9.14 Extractable iron, aluminium, manganese and silicon

These analyses comprise:

  • Fedith, Aldith, Mndith: Dithionite-citrate-bicarbonate dissolves:
    • Fe particularly from Fe(III) oxides, hydroxides and oxide-hydroxides;
    • Al from Fe oxides, where the Al has substituted the Fe, and Al associated to reducible oxides;
    • Mn particularly from Mn(IV) oxides, hydroxides and oxide-hydroxides.
      Both the Mehra and Jackson (1960) and the Holmgren (1967) procedures may be used, with membrane filtration (0.45 μm).
  • Feox, Alox, Siox, Mnox: Oxalate (0.2 M ammonium oxalate buffered to pH 3 with 0.2 M oxalic acid) dissolves:
    • Fe from poorly crystalline oxides, hydroxides and oxide-hydroxides (such as ferrihydrite), and partially Fe from goethite, lepidocrocite, maghemite and magnetite, and partially Fe from organic associations;
    • Al from Fe oxides, where the Al has substituted the Fe, from hydroxy-interlayers of phyllosilicates, and partially Al from short-range ordered aluminosilicates (such as allophane and imogolite), and partially Al from organic associations, and the adsorbed Al;
    • Si partially from short-range ordered aluminosilicates (such as allophane and imogolite);
    • Mn from oxides, hydroxides and oxide-hydroxides (completely).
      The procedure according to Blakemore et al. (1987) may be used, with membrane filtration (0.45 μm).

Note: Aldith and Mnox are not used for definitions in WRB. For further review of methods see Rennert (2019).

9.15 Salinity

Attributes associated with salinity in soils are determined in the saturation extract. The attributes include: pH, electrical conductivity (ECe), sodium adsorption ratio (SAR) and the cations and anions of the dissolved salts. These include Ca, Mg, Na, K, carbonate and bicarbonate, chloride, nitrate and sulfate. The SAR and the exchangeable sodium percentage (ESP) may be estimated from the concentrations of the dissolved cations.

The determination in the saturation extract is often difficult. Alternatively, the conductivity and the cations and anions may be detected in a 1:2.5 solution and recalculated to the saturation extract (see Chapter 8.4.28).

9.16 Phosphate and phosphate retention

These analyses comprise:

  • Mehlich-3 method: Extraction with a solution of 0.2 M glacial acetic acid, 0.25 M ammonium nitrate, 0.015 M ammonium fluoride, 0.013 M nitric acid, and 0.001 M ethylene diamine tetraacetic acid (EDTA) (Mehlich 1984).
  • For phosphate retention, the Blakemore method is used. The sample is equilibrated with a phosphate solution at pH 4.6 and the proportion of phosphate withdrawn from solution is determined (Blakemore, Searle, and Daly 1987).

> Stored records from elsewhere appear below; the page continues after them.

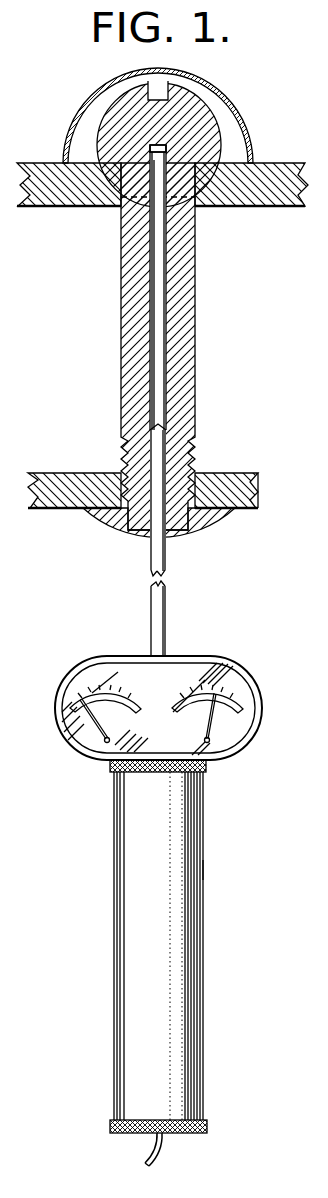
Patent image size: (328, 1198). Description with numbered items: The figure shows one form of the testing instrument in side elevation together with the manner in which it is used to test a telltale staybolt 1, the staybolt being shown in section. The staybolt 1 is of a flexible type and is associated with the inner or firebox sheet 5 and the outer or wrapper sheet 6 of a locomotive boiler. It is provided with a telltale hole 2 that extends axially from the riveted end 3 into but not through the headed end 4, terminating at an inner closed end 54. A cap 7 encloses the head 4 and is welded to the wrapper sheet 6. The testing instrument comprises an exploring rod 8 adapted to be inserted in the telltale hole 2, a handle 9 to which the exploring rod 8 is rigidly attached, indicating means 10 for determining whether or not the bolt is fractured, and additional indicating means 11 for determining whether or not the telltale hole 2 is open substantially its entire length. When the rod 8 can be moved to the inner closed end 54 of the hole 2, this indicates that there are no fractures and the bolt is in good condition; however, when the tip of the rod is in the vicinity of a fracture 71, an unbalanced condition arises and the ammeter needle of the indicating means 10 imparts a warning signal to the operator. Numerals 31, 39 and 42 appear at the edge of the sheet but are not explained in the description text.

The telltale staybolt 1 is at (122, 367).
The telltale hole 2 is at (153, 283).
The riveted end 3 is at (115, 525).
The headed end 4 is at (115, 125).
The inner or firebox sheet 5 is at (53, 483).
The outer or wrapper sheet 6 is at (68, 206).
The cap 7 is at (222, 100).
The exploring rod 8 is at (155, 608).
The handle 9 is at (125, 918).
The indicating means 10 is at (218, 728).
The additional indicating means 11 is at (93, 727).
The plate portion 31 is at (293, 491).
The gauge housing 39 is at (191, 708).
The cylinder portion 42 is at (265, 867).
The inner closed end 54 is at (168, 152).
The fracture 71 is at (174, 446).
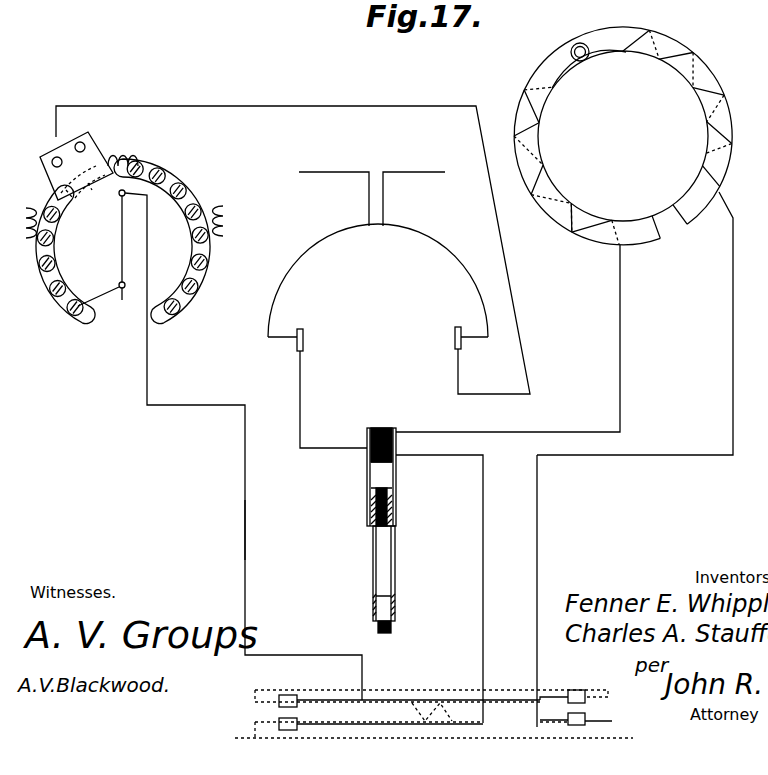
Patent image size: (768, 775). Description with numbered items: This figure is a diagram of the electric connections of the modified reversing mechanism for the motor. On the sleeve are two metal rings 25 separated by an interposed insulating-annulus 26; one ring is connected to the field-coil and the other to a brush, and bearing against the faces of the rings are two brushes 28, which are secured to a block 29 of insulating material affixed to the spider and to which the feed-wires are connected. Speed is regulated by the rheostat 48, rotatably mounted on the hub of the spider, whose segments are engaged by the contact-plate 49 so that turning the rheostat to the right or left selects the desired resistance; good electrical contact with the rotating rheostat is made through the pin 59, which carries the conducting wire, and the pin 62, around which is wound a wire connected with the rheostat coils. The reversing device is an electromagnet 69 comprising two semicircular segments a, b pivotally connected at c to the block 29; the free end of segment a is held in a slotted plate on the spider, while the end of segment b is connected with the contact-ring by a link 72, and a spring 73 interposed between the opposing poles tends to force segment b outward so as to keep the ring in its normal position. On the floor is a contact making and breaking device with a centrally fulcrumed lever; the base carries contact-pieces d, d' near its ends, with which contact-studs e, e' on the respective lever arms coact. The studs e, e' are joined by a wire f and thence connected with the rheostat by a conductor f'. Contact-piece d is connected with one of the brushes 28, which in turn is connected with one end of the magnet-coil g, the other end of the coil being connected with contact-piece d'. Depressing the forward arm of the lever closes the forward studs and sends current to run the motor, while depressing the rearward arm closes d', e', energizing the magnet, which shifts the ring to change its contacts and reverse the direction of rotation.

The metal rings 25 is at (390, 571).
The insulating-annulus 26 is at (388, 492).
The brushes 28 is at (390, 473).
The block 29 is at (383, 428).
The rheostat 48 is at (48, 288).
The contact-plate 49 is at (50, 152).
The pin 59 is at (119, 196).
The pin 62 is at (105, 303).
The electromagnet 69 is at (222, 0).
The link 72 is at (258, 0).
The spring 73 is at (302, 6).
The segment a is at (733, 128).
The segment b is at (556, 216).
The pivot c is at (580, 43).
The magnet-coil g is at (543, 165).
The contact-stud e is at (423, 686).
The contact-piece d is at (356, 715).
The contact-stud e' is at (579, 678).
The contact-piece d' is at (588, 723).
The wire f is at (434, 697).
The conductor f' is at (258, 530).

9.17 Mineralogical analysis of the sand fraction

After removal of cementing and coating materials, the sand is separated from the clay and silt by wet sieving. From the sand, the fraction 63–420 μm is separated by dry sieving. This fraction is divided into a heavy fraction and a light fraction with the aid of a high-density liquid: a solution of sodium polytungstate with a specific density of 2.85 kg dm-3. Of the heavy fraction, a microscopic slide is made; the light fraction is stained selectively for microscopic identification of feldspars and quartz. The analysis requires a petrographic microscope.

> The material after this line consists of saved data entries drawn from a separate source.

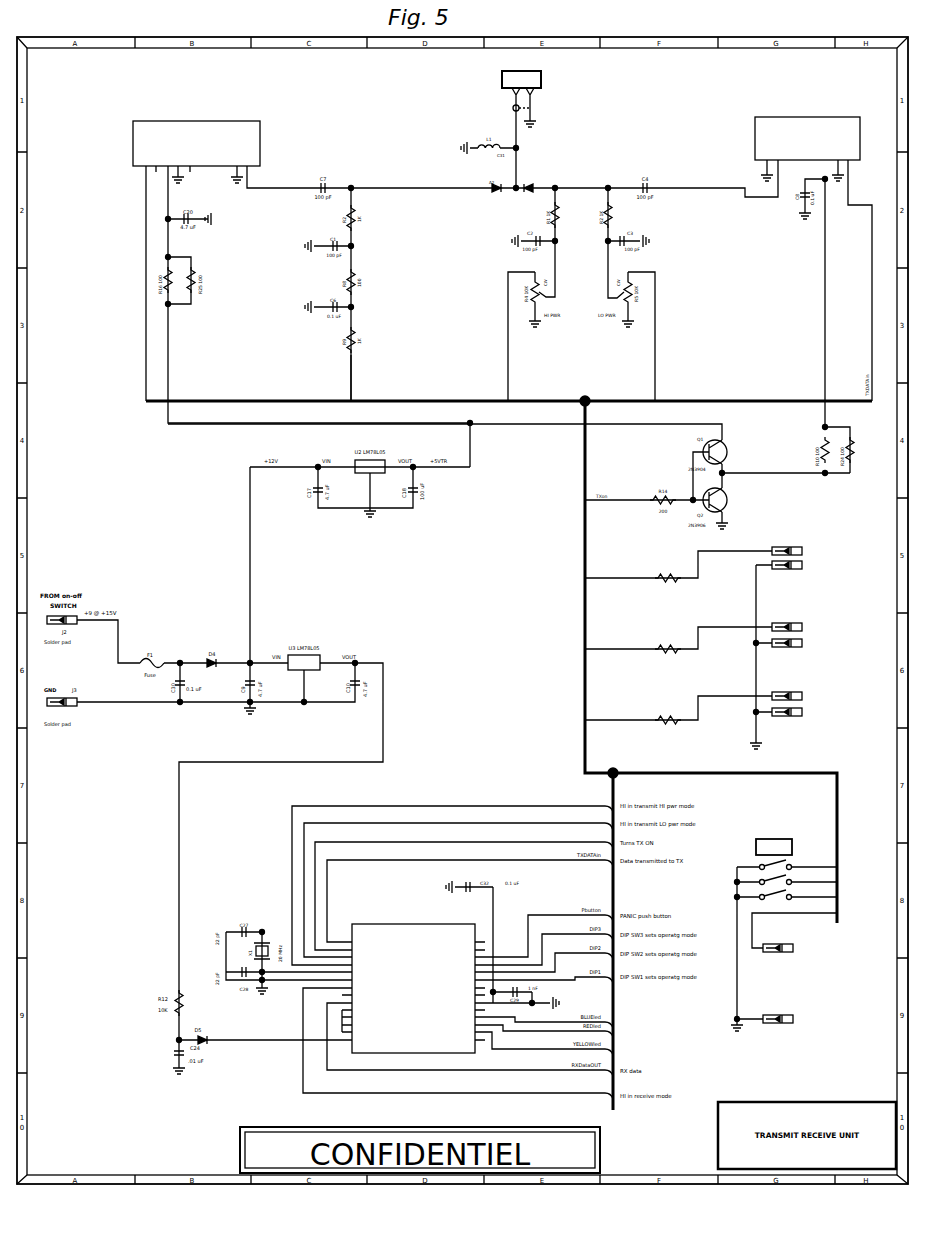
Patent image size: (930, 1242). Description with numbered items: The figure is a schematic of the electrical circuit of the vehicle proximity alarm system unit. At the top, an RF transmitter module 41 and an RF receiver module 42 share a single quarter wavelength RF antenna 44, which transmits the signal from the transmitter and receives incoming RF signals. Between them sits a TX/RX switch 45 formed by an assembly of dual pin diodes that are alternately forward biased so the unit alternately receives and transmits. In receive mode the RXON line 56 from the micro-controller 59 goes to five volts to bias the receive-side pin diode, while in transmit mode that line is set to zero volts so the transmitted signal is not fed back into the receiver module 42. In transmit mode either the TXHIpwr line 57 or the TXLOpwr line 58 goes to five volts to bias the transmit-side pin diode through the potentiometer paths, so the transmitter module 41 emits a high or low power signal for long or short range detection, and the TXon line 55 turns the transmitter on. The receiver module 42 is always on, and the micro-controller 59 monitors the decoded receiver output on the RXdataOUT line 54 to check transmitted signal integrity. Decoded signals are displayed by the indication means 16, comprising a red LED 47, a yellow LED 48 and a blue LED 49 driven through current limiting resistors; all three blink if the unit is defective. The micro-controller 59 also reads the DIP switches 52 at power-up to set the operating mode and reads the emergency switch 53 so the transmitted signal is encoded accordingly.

The RF transmitter module 41 is at (778, 117).
The RF receiver module 42 is at (192, 121).
The RF antenna 44 is at (545, 88).
The TX/RX switch 45 is at (542, 171).
The red LED 47 is at (819, 563).
The yellow LED 48 is at (818, 640).
The blue LED 49 is at (815, 697).
The indication means 16 is at (847, 720).
The DIP switches 52 is at (771, 839).
The emergency switch 53 is at (826, 969).
The RXdataOUT line 54 is at (145, 346).
The TXon line 55 is at (556, 841).
The RXON line 56 is at (357, 389).
The TXHIpwr line 57 is at (512, 361).
The TXLOpwr line 58 is at (659, 368).
The micro-controller 59 is at (376, 922).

Volcanic glass can usually be recognized as isotropic grains with vesicles.

9.18 X-ray diffractometry

X-ray diffraction (XRD) can be used to analyze (1) the powder of the fine earth or (2) the clay fraction separated from soil.

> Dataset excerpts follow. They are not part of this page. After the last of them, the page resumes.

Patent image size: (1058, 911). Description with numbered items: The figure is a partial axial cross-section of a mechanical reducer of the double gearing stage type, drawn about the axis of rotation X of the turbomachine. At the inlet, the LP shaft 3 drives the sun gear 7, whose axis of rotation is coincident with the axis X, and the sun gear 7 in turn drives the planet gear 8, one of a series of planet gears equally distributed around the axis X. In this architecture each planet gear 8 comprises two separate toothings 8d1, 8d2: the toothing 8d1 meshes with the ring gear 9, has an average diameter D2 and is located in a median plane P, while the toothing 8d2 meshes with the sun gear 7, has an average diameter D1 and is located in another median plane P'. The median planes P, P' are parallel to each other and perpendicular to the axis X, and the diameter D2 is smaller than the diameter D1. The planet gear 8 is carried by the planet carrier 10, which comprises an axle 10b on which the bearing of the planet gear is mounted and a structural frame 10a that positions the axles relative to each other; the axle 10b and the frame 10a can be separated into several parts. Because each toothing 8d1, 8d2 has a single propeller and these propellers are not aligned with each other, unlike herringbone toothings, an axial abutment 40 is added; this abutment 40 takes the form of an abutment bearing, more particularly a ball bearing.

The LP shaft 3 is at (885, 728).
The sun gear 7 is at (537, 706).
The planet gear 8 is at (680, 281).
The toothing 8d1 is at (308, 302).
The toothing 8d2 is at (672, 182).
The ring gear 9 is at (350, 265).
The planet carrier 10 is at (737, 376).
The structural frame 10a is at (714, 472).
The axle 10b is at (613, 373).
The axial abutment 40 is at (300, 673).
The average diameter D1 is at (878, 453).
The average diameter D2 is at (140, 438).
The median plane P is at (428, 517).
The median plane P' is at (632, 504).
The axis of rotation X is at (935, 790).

9.19 Total reserve of bases

There are two methods to analyze the total content of elements: XRD (see Chapter 9.18) and an extract with HF and HClO4. The obtained values for Ca, Mg, K and Na are used to calculate the total reserve of bases.

9.20 Sulfides

Reduced inorganic S is converted to H2S by a hot acidic CrCl2 solution. The evolved H2S is trapped quantitatively in a Zn acetate solution as solid ZnS. The ZnS is then treated with HCl to release H2S into solution, which is quickly titrated with I2 solution to the blue-coloured end point indicated by the reaction of I2 with starch (Sullivan, Bush, and McConchie 2000). Caution: Toxic residues have to be managed carefully.